Most recently, my coastal wine enthusiasm was sparked by two Pinot Noirs and a sparkling rosé from Sea Smoke, an estate winery situated in the western end of the Sta. Rita Hills AVA, in Santa Barbara County.  I had tasted the Pinot Noirs many times before, going back to the 2005 vintage, when the estate vineyard was only six years old.  As the vineyard has matured, the Pinots seem to have grown into themselves, becoming more expressive and nuanced.  The delicious sparkling wine, made entirely from Pinot Noir, is further testimony to the quality and expressiveness of the estate fruit.

Sea Smoke produces three estate Pinot Noirs, of which “Southing” is considered the most elegant and nuanced.  Its grapes reflect the diversity of three soil types, ten French Pinot Noir clones and an elevation range from 350 to 650 feet that the 168-acre Sea Smoke vineyard encompasses.  That vineyard sits 7.5 miles from the Pacific Ocean and faces south along the east-west Santa Ynez River Valley that channels cool air and fog inward from the ocean.

The current release of Southing Pinot Noir is 2013 but I happened to have a bottle of 2012, which I opened alongside the 2013.  In the comparison, I realized rather dramatically that Sea Smoke Pinot Noirs are not the easiest to appreciate the moment that you pour them.  The 2013 at first was dark and solemn, difficult to evaluate and difficult to enjoy in my modest-sized tasting glass -- but with a year in the bottle, the 2012 emerged immediately fragrant, delicate and harmonious.  In a proper large Burgundy glass I could glimpse the majesty of the 2013, though, and the more that wine aired, the more expressive it became.  The next day (stored overnight in the fridge) it was even better, while the 2012, already approachable, had lost none of its charm.  Sea Smoke Southing is obviously a Pinot Noir to take seriously.

In the Southing Pinot Noir, I can sense the combination of south-facing ripeness with marine-air fog and coolness that defines the vineyard.  The 2013 is very full-bodied, a statuesque Pinot Noir with high alcohol (14.6 percent) and mouth-filling, ripe flavor, but it has freshness of acidity as well as light and depth within its weight.  Its aromas and flavors focus more on red fruits than black, typical of a cooler-climate Pinot; the aroma suggests red cherry, cranberry, savory spices and delicate floral perfume, while its flavors include black cherry and a flinty mineral note.  After their initial firmness, the wine’s tannins are finely textured and they integrate well into the wine’s fruit expression.  The 2012 is softer and its aromas and flavors tend toward black fruits and herbal notes, but they share with the 2013 the common chord of minerality and an admirably long finish.

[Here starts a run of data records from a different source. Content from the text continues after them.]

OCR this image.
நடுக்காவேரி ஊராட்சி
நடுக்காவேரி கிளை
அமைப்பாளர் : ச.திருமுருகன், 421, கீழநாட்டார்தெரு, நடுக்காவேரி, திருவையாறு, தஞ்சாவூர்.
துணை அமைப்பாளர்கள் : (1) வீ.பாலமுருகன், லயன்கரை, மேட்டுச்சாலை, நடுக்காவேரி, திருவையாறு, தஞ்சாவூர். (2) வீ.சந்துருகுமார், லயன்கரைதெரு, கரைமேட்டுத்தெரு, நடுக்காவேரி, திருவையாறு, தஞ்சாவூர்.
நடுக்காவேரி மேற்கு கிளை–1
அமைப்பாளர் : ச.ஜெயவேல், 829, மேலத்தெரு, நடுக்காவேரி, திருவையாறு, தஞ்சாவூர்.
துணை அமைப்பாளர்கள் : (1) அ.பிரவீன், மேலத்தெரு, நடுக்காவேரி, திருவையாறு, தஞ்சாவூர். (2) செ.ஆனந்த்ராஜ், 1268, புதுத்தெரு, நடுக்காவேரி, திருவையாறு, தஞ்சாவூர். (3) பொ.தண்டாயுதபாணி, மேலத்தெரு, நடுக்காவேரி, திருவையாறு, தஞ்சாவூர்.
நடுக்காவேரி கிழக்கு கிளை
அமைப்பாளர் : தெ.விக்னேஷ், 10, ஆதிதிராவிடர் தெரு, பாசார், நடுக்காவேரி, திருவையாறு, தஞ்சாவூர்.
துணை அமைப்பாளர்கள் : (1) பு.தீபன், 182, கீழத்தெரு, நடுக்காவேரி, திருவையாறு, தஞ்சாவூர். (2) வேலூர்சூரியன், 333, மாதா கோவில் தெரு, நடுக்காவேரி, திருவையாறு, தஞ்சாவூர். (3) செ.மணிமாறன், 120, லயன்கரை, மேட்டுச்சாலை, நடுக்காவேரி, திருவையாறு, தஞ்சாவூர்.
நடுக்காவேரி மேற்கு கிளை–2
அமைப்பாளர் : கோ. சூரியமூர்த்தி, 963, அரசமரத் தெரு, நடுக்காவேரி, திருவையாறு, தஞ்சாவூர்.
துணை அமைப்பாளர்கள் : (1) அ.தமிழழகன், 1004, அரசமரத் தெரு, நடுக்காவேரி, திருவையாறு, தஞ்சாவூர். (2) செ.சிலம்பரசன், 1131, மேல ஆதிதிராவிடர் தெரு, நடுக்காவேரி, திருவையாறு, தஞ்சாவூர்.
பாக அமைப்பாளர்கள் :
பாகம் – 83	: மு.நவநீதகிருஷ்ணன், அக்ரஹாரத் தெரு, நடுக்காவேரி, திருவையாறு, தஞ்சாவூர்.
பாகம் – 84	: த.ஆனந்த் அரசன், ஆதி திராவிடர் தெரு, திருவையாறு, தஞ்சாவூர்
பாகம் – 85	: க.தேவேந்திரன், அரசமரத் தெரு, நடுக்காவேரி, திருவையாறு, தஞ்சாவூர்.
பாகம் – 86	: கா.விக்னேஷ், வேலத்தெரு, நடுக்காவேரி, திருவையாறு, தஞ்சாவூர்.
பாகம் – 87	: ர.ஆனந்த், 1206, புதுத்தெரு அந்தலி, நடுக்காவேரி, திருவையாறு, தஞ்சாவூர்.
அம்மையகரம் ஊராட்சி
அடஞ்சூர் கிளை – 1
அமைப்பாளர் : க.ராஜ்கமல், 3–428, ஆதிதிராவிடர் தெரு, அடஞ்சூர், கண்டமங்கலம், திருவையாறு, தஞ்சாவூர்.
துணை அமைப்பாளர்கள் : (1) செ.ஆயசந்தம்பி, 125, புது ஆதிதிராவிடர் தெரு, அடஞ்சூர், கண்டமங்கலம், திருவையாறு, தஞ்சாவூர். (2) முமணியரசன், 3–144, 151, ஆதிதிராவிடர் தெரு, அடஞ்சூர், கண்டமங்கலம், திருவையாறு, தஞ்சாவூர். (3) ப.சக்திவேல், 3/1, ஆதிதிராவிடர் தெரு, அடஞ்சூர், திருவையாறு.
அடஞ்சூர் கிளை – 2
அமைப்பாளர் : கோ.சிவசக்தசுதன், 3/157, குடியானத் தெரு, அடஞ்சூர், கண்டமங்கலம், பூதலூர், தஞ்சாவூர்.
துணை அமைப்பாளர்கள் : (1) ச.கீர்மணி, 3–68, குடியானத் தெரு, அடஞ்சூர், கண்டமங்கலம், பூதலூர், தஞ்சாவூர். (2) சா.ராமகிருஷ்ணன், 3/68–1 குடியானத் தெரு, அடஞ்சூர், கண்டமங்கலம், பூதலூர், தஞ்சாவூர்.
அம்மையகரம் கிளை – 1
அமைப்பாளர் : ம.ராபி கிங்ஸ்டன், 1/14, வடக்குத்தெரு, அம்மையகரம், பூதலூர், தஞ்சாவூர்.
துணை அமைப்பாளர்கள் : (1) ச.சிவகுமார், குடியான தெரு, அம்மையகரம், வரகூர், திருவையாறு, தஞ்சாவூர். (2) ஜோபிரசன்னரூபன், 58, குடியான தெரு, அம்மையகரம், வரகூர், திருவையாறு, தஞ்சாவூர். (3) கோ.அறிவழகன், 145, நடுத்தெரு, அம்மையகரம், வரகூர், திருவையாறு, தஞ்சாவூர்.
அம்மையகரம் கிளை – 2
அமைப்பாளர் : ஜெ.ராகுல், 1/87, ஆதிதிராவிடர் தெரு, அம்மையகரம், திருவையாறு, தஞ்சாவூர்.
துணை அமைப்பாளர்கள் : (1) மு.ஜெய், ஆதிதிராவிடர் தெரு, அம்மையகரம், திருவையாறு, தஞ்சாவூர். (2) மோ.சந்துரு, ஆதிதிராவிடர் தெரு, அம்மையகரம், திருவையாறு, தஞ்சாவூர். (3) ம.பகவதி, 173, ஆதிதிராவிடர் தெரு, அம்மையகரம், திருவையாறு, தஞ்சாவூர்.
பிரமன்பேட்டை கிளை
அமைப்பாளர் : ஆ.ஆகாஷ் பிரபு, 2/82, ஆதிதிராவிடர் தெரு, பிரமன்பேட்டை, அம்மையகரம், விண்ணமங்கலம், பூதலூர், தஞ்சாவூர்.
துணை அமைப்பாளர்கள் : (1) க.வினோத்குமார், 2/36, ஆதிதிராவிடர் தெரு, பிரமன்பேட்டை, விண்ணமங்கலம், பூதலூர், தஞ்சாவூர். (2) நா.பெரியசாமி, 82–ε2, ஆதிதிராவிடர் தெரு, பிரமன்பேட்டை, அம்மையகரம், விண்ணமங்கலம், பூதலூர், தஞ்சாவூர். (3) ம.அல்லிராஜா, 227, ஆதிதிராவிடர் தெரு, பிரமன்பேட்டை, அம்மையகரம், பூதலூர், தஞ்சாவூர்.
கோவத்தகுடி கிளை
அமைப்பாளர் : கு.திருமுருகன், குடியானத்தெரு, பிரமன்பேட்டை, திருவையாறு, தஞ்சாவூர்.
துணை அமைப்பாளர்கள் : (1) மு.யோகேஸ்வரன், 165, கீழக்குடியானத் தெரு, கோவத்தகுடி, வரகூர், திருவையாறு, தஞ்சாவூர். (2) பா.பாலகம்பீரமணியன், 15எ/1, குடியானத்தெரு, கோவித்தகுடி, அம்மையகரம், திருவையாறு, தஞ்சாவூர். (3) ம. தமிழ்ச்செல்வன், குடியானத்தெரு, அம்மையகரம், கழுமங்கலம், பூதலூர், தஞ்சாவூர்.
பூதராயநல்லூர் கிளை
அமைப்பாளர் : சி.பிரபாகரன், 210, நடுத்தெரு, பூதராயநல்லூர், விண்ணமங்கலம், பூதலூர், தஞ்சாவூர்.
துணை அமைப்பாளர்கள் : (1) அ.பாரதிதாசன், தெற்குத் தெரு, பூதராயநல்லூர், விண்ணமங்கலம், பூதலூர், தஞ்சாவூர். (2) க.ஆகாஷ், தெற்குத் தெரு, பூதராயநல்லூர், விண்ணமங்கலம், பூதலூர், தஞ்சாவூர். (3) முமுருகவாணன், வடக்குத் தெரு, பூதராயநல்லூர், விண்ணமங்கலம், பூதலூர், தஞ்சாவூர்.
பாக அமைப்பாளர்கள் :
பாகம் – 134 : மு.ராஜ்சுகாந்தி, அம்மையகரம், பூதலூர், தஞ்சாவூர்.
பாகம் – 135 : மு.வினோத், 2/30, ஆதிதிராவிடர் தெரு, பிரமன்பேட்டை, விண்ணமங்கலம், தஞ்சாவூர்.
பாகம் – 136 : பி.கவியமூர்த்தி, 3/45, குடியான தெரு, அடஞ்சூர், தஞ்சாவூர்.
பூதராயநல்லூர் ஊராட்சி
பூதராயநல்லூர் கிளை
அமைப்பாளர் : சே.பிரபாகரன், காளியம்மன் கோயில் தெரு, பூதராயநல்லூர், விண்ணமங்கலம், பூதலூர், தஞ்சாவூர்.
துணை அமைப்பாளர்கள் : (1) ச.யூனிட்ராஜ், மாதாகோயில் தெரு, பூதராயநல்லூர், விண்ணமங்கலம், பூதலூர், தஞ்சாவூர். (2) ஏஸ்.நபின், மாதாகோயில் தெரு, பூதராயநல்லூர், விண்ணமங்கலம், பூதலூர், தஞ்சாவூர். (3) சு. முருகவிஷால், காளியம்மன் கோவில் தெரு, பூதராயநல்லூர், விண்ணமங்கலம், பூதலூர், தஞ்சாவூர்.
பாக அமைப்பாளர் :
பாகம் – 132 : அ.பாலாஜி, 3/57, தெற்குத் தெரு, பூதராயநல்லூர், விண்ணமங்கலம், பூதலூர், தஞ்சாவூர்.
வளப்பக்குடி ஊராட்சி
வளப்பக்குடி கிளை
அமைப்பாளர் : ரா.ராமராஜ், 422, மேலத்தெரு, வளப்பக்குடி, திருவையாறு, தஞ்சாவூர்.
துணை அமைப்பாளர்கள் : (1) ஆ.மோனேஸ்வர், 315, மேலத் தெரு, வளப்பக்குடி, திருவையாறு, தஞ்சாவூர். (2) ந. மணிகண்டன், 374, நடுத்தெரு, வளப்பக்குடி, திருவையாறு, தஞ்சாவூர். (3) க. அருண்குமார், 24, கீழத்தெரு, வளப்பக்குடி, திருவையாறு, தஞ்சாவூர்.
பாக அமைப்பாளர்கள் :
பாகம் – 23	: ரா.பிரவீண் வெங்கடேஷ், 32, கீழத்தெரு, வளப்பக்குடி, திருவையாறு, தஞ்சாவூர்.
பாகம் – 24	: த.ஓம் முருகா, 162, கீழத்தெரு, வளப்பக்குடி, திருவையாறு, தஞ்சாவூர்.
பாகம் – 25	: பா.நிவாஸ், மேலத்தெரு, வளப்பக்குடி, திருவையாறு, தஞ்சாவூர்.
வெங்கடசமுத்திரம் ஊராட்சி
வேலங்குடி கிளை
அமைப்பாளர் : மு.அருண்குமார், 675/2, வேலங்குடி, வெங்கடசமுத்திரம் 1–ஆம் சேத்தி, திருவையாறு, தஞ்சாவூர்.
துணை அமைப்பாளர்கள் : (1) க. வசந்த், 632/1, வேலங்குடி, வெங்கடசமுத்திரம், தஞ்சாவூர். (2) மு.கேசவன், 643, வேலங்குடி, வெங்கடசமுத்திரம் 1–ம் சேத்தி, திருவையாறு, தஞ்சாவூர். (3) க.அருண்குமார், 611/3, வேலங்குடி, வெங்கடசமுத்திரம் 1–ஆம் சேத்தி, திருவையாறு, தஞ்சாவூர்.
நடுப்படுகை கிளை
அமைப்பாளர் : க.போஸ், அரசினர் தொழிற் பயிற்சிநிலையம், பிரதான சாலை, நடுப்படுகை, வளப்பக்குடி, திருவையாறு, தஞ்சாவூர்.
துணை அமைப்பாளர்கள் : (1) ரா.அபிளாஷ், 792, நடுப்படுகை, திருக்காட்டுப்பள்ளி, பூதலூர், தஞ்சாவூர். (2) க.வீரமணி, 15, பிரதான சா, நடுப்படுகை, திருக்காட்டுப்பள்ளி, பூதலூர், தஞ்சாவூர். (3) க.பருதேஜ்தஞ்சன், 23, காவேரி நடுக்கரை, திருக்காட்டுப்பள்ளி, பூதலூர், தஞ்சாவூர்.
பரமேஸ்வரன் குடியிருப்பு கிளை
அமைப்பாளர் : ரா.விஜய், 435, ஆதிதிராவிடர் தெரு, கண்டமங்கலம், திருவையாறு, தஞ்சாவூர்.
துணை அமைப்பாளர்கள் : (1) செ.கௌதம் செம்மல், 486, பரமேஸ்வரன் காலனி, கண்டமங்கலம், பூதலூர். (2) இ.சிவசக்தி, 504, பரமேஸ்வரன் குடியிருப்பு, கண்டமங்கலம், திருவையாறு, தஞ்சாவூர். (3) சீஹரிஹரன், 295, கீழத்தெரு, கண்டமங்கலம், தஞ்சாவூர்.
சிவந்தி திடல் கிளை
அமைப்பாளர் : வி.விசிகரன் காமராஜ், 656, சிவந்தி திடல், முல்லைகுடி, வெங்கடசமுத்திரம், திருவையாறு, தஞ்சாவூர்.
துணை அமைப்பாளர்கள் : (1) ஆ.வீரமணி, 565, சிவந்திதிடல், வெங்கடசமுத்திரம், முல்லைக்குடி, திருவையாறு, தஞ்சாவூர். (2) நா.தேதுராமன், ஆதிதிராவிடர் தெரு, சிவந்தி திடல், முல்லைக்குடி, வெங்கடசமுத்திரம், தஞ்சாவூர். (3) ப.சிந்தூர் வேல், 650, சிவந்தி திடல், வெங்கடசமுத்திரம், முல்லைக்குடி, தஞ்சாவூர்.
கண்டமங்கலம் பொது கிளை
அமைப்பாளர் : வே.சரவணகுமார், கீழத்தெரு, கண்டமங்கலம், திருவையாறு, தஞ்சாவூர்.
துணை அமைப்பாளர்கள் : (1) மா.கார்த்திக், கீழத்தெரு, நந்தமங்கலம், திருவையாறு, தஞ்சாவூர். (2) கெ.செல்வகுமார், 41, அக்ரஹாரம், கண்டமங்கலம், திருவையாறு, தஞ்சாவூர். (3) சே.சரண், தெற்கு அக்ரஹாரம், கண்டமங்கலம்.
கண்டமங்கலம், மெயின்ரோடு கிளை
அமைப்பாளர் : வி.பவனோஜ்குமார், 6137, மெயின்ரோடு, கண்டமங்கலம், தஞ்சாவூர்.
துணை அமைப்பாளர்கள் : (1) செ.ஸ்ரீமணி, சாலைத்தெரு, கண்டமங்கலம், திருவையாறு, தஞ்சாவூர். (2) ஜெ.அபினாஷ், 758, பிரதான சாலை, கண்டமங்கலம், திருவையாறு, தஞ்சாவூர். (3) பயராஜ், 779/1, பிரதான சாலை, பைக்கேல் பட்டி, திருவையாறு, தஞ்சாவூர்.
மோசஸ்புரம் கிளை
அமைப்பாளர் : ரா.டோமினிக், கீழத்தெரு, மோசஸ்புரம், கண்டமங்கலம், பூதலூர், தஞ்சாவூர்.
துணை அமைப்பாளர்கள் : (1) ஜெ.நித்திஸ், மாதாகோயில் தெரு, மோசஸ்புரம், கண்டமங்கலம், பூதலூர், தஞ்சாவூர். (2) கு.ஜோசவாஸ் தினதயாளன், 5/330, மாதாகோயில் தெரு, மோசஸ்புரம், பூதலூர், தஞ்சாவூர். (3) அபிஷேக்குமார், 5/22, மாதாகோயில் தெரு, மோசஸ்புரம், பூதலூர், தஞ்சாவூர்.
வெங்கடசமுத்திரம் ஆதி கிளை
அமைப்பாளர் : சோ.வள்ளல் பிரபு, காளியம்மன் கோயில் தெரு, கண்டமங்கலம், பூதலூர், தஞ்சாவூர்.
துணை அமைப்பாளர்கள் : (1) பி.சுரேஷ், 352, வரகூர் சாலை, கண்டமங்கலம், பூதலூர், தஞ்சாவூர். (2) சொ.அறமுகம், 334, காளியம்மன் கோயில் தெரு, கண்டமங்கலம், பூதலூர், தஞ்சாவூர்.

Sea Smoke’s current release sparkling wine is 2012 Sea Spray L.D. ($80).  It is a classic-method (second fermentation in the bottle), rosé, brut-style wine made entirely of Pinot Noir.  A few aspects of its production are unusual.  The first fermentation occurs in stainless steel, but then the wine ages in French oak barrels (once-used and older) for nine months on its fermentation lees to create a base wine with enhanced flavor, texture and character.  After bottling, the re-fermentation and aging process lasts 24 months before the bubbly is disgorged.  Altogether, the wine ages 33 months, a normal period for classic-method sparkling wines, but the aging of the base wine is longer than usual.  Perhaps for that reason, Sea Spray is a very ‘winey’ sparkler, rich in precision red berry fruit and floral notes rather than toasty notes from yeasts.  At 9 grams/liter of dosage, it is dry but it is also enticingly fruity.  This is a classy, refined sparkling wine that strikes me as quintessentially Pinot Noir and undeniably Californian.